High school students look at the Future of Medicine

Brandeis welcomed 240 of the nation’s brightest high school students to campus for the Global Youth Summit on the Future of Medicine, June 22-28.

The conference provided students with unique, behind-the-scenes insight into the dynamic world of health care through experiential learning, guest lectures and networking opportunities with leaders and innovators in the global medical community.

“The next generation of health care providers will practice in an environment hard to imagine just a few years ago. Leading-edge science is rapidly changing the daily practice of health care,” said Steven Goldstein, chairman of the Global Youth Summit, provost at Brandeis, and former chair of pediatrics and physician-in-chief of the Comer Children’s Hospital at the University of Chicago. “We are in the midst of the most significant and fundamental change in health care delivery in our lifetime and young people who start now will be the future leaders in the field of medicine.”

The students attended more than a dozen talks and panel discussions during the course of the week. George Q. Daley, director of the Stem Cell Transplantation Program at Boston Children’s Hospital, (“Stem Cells: Hype, Hope and Reality”) and Michael J. Zinner, surgeon-in-chief at the Brigham and Women’s Hospital, (“My Story: Success to Failure to Success”) provided the keynote addresses. The interactive panel discussions on equity in health care and biomedical innovation featured panelists who are leaders in academic medicine, health policy and biomedicine. There also were two plenary talks, one addressing caring for women in Ethiopia with a debilitating but treatable medical condition and the other on preparing for college.

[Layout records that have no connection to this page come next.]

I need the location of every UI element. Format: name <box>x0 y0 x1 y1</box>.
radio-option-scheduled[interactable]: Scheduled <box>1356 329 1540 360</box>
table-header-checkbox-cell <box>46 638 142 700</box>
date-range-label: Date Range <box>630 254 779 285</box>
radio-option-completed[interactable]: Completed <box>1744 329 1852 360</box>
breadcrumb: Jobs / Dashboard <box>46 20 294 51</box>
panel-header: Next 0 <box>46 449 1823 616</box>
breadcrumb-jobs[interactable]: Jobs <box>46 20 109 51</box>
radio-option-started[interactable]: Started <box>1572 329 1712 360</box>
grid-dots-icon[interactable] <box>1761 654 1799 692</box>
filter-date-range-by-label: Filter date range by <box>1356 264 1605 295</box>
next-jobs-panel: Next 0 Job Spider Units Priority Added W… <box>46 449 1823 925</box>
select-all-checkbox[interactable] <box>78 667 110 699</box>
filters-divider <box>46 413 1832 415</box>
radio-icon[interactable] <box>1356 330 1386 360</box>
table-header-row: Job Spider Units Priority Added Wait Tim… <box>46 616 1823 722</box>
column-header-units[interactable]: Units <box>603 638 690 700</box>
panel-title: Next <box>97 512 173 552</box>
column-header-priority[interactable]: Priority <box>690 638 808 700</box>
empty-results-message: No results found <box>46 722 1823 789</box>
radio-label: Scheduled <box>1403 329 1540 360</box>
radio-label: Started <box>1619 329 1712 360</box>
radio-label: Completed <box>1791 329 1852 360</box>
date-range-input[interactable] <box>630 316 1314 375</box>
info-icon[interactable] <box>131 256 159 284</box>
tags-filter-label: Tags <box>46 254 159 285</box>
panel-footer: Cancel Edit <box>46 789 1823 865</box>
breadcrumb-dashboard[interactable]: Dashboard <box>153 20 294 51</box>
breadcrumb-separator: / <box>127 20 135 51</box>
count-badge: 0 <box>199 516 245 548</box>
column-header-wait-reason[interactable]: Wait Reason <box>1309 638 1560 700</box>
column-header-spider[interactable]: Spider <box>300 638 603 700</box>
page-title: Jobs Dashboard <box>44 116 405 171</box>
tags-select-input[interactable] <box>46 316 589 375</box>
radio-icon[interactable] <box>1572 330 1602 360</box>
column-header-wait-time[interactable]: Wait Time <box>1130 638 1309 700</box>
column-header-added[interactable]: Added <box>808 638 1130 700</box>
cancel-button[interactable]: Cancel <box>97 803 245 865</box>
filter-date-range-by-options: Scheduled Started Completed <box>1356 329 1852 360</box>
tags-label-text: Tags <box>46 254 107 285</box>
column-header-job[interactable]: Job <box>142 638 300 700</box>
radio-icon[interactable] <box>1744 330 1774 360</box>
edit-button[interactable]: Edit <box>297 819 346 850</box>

The students also were given an up-close look at medical school and the practice of medicine. They toured Harvard Medical School and clinics at two of its affiliated teaching hospitals, Beth Israel Deaconess Medical Center and Massachusetts General Hospital, and attended two surgical case presentations back at Brandeis.

The week culminated with the students presenting their group research projects.

“The students in the global youth summit were outstanding and I was intrigued by their research projects on new approaches for preventing nerve damage during surgery and using nanobots to cure infectious diseases,” said Susan Birren, dean of the College of Arts and Sciences at Brandeis. “The creativity, energy, and great ideas that came together in a very short period of time was amazing.”